Remember how in the movie Ghostbusters 2 there was that vicious ooze that bubbled beneath the surface of New York City, roiling and bubbling and feeding off of the natural anger and frustration rampant above ground? And the angrier people became, the more powerful the ooze got, which in turn caused rage levels to grow even higher until finally people were basically just punching one another’s lights out over the slightest provocation? Remember that? I feel like we’re getting there.
In the last month, we’ve heard all kinds of stories of erratic, rage-induced behavior. There was the California woman who pepper sprayed a store full of people in order to get an X-Box, who claims she only did so because her teenage kids were getting the crap kicked out of them by other X-Box-hungry zombies. There was a woman in Southington, Connecticut who was arrested for assault after allegedly stabbing another woman with a Christmas ornament at a holiday crafts fair. You see, she’d only meant to shoplift the thing, but then some meddling lady attempted to prevent her from escaping, and she wasn’t about to go down without a fight. So she did what any reasonable, craft-obsessed, ornament hoarder would and used her purloined tree trimming as a deadly weapon.
This past weekend, my friends and I were gift-shopping at a Bloomingdale’s in the suburbs when we accidentally stumbled upon two employees engaged in some sort of loud and unselfconscious argument. From what we could gather, one of them was always getting yelled at. But he does his job and he does what he’s told to do, and still he gets yelled at. So stop yelling at him. The other guy just kept shrugging his shoulders while the guy who gets yelled at yelled at him. It was extraordinarily uncomfortable, so we made our purchases and got our frozen yogurt and we skedaddled.

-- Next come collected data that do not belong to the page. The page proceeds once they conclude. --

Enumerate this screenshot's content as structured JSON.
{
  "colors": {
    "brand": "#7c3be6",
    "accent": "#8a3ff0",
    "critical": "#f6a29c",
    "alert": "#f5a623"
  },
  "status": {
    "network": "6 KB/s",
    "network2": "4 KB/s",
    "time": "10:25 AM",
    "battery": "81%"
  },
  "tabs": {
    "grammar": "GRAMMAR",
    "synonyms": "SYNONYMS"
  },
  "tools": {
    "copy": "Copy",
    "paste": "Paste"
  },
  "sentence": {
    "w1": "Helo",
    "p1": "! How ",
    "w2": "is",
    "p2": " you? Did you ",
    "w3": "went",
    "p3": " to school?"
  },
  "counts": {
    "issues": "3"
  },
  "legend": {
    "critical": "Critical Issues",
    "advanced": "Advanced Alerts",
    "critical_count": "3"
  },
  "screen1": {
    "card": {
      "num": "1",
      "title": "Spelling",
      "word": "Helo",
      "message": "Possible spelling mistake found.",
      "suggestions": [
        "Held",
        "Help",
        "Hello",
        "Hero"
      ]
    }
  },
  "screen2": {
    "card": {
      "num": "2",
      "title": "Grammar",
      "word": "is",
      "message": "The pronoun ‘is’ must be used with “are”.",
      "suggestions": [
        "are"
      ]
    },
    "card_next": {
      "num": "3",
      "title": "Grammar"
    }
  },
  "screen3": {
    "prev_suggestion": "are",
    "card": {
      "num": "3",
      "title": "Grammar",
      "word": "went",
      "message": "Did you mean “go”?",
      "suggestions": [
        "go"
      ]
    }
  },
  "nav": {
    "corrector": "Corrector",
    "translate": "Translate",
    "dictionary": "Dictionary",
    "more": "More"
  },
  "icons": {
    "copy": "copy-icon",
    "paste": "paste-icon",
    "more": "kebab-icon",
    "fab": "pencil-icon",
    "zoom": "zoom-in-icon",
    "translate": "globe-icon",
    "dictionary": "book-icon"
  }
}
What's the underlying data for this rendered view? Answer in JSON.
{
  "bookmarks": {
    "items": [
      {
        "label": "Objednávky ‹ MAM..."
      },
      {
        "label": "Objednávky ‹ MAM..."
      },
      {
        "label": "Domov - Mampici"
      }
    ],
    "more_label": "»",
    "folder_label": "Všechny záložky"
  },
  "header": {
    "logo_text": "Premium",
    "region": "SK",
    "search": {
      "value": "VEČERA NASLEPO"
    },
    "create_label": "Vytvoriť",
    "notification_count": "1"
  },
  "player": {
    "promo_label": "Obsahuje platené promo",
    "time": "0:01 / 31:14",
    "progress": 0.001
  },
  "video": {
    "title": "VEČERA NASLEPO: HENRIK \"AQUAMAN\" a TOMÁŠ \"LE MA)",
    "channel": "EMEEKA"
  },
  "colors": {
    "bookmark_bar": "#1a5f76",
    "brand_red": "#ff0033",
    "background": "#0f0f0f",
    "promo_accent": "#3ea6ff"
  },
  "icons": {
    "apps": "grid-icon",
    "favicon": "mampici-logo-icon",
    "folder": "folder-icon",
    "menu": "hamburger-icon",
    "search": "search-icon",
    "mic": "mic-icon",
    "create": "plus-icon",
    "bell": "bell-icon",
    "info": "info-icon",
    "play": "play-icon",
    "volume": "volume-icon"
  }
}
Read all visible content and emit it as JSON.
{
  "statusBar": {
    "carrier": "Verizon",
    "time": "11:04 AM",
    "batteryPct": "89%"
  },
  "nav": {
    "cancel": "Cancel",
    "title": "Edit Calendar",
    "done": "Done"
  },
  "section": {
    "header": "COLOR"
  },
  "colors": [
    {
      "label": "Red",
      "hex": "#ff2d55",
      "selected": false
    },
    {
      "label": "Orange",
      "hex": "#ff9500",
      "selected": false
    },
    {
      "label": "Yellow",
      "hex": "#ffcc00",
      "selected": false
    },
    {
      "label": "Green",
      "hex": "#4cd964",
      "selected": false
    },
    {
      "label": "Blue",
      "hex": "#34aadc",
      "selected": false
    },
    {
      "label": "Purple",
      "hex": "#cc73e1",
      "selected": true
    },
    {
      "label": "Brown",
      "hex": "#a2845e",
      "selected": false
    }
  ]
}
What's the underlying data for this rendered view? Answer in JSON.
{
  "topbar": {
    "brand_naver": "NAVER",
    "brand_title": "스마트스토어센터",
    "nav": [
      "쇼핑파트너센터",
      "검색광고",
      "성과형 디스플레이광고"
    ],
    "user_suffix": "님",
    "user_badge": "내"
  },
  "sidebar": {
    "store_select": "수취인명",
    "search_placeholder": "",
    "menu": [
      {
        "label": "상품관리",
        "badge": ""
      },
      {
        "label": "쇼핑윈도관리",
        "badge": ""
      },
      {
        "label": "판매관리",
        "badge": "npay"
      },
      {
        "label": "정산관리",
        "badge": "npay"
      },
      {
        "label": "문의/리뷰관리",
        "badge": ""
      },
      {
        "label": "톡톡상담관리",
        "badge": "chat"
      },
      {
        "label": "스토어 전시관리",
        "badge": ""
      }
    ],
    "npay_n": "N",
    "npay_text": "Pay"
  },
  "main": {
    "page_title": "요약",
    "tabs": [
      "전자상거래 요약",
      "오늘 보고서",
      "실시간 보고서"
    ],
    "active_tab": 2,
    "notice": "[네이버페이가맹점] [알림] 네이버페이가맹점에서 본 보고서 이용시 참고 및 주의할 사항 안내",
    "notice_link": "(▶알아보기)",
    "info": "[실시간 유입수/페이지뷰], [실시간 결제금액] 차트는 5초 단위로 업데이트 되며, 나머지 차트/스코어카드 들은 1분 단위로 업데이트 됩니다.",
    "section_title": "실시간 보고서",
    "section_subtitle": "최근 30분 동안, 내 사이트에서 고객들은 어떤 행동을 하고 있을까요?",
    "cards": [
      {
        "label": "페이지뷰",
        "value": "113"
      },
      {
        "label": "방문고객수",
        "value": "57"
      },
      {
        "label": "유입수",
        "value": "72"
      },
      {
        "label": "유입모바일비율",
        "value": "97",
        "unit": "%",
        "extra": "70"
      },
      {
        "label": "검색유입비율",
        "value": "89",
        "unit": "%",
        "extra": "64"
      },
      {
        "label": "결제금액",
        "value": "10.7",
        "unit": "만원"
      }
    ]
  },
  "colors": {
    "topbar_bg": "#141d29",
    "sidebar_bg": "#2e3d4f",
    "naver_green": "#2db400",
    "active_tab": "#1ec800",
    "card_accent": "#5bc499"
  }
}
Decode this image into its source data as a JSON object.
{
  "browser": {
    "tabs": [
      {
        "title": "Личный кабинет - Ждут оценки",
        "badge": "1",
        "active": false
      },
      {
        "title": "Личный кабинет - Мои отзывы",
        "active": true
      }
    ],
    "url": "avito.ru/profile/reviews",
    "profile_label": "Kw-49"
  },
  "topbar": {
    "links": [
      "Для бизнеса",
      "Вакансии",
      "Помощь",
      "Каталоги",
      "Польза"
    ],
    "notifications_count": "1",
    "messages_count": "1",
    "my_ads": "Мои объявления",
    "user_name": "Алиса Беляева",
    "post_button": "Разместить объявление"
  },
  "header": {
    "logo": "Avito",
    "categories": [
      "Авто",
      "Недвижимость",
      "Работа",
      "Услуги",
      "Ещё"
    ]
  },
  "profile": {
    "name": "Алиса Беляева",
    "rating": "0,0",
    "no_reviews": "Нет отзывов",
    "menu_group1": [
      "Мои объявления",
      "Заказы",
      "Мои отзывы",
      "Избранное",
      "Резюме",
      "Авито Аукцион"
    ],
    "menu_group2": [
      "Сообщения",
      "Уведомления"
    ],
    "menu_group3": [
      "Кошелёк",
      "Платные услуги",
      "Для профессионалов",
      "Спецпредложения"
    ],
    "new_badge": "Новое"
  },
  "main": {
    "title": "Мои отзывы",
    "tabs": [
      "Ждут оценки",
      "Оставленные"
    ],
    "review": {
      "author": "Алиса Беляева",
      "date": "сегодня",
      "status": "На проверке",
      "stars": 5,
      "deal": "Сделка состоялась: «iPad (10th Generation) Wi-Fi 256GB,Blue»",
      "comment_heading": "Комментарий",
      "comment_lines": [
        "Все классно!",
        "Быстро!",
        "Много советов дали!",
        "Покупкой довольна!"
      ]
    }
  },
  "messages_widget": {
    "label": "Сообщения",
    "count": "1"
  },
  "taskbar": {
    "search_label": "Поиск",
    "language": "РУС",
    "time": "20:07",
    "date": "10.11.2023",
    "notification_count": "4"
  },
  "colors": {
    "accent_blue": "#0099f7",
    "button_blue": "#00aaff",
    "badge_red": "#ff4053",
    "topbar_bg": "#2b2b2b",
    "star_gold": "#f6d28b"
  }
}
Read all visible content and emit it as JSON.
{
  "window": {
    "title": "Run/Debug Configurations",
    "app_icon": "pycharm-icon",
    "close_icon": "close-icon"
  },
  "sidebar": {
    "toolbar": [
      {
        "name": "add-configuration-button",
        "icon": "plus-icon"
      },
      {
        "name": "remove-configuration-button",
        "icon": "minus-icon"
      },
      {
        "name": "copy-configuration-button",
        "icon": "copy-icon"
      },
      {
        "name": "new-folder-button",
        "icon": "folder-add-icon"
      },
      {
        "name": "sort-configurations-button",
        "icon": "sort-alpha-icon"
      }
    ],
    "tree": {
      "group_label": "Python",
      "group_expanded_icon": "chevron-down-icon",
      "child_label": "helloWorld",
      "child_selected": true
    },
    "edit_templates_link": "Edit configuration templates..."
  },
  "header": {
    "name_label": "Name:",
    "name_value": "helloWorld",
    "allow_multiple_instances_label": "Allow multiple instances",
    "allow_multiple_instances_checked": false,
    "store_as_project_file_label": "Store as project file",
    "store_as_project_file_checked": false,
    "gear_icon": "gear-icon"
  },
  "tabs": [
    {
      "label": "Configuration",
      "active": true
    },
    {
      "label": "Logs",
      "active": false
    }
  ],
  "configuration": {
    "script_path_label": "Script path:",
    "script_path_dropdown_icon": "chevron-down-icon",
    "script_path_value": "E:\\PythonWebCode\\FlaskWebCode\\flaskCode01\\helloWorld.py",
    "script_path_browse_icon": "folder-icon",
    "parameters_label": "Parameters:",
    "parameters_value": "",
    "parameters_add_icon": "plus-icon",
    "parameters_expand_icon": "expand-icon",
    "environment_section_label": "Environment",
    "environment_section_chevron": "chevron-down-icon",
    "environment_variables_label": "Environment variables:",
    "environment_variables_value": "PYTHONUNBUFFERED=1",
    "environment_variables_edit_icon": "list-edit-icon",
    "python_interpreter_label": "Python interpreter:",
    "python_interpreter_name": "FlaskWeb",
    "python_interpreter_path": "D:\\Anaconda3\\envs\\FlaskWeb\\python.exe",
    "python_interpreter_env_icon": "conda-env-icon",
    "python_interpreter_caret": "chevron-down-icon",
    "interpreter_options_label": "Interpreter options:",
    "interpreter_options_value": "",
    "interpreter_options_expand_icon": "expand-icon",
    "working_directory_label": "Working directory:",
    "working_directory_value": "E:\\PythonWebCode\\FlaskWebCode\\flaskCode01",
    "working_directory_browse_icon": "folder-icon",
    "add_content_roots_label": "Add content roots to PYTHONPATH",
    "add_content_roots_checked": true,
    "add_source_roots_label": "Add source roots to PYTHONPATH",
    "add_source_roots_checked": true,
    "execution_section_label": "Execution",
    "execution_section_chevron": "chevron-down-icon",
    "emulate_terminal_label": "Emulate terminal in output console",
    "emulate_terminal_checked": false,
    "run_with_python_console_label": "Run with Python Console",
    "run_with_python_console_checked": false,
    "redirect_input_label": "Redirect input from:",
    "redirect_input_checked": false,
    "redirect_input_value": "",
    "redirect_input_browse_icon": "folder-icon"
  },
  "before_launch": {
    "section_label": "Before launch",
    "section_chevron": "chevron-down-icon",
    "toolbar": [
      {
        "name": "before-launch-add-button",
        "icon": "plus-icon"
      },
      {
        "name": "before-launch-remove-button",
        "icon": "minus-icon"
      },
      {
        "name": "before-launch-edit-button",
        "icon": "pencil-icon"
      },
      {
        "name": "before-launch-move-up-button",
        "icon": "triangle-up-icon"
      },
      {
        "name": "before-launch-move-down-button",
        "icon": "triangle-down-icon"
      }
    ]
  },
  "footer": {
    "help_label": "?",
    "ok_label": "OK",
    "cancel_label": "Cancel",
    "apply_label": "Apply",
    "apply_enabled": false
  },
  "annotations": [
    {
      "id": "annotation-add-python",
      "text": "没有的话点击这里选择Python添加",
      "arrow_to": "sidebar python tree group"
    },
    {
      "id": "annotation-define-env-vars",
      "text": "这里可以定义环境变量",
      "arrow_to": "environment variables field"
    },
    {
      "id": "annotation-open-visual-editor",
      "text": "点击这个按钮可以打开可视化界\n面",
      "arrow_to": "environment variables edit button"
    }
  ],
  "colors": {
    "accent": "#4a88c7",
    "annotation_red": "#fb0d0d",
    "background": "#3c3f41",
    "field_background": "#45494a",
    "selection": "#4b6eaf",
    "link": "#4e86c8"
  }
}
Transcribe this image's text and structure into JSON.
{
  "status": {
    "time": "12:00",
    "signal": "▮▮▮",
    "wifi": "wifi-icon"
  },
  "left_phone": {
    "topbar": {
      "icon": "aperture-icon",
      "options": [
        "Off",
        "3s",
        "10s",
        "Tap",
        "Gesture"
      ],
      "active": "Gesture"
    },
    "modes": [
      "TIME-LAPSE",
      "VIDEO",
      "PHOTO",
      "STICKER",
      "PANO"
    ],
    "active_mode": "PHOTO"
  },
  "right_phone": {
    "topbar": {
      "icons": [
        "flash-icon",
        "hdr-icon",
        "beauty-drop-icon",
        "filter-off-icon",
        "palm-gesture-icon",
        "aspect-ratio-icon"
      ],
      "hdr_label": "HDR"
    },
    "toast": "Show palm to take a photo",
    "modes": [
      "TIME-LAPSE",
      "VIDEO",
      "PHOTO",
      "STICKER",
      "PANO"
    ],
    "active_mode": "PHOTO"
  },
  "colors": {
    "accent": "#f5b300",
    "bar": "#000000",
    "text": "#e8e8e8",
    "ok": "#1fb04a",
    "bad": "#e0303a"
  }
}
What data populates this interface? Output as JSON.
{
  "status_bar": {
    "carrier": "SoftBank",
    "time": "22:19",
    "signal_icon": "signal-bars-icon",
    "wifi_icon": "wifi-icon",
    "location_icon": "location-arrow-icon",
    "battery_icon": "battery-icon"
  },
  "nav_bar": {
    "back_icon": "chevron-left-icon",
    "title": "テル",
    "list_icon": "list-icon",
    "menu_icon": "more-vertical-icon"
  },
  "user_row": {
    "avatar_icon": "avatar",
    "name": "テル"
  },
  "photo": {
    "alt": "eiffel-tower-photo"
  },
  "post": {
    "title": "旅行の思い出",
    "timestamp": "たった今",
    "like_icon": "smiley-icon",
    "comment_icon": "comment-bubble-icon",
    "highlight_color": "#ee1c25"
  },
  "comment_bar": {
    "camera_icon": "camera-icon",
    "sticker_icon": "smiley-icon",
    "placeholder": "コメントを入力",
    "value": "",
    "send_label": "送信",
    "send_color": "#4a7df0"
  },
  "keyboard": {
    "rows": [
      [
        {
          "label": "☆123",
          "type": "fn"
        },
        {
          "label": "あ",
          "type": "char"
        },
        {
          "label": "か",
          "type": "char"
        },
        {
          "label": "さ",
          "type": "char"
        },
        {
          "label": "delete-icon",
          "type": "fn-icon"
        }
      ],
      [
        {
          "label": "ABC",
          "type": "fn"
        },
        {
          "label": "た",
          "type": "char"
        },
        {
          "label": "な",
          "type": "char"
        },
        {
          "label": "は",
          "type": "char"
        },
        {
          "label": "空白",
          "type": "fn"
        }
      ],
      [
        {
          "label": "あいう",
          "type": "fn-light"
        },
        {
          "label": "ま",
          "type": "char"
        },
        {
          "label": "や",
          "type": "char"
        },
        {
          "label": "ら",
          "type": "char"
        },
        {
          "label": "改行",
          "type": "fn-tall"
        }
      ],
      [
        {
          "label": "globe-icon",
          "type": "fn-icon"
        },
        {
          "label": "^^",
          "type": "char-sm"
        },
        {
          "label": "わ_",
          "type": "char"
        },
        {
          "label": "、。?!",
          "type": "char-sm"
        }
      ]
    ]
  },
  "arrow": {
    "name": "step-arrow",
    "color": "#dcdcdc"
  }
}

The following day, I found myself in the Michael’s Crafts on the Upper West Side, clutching a bag filled with fake snow and wandering from aisle to aisle bumping into people in a shell-shocked state in a vain attempt to find fishing line (don’t ask—about any of it). The line snaked around half the store and moved at a glacial pace. Children ran in and out of the aisles, bored out of their minds. Line-dwellers looked haggard and deflated and a little greasy, miserably leaning on carts filled with giant glitter bows and stickers and fake poinsettias, inching forward, coming closer to a complete existential meltdown. “Why do I need this stuff?” they’re thinking. “Is it worth it, making this blown glass elf village? Or these bedazzled sugar cookies? Or making this garland out of hand-painted ornaments? Is any of this worth it? Why did I buy the tree? Why did I plan that party? Why do I celebrate a holiday at all? I don’t even like my family. Do I even like myself? What does any of this mean? Why am I even here, in this store, in this city, on this day, on this planet?”
So as you might imagine, tensions were running high. I’d been in the line for about 15 minutes when I heard a male voice rising above the dull hum of the store’s hustle and bustle. No, make that two male voices. What were they saying? Were they talking? Holding a lecture? Fighting? Suddenly, from the indistinct bleating came a sentence crystal clear:
“WHY DON’T YOU GO BACK TO YOUR OWN COUNTRY?!”
Ah. Fighting. Perhaps crafters are a more hostile crowd than I’d originally imagined (all that focus and manual precision must come at a cost), but I really did not expect to hear words of that level of hostility in a store that has an entire display devoted to holiday scrapbooking and metallic pipe cleaners.
The ectoplasmic ooze is burbling and rising beneath our feet. Watch yourselves, people. Be careful out there.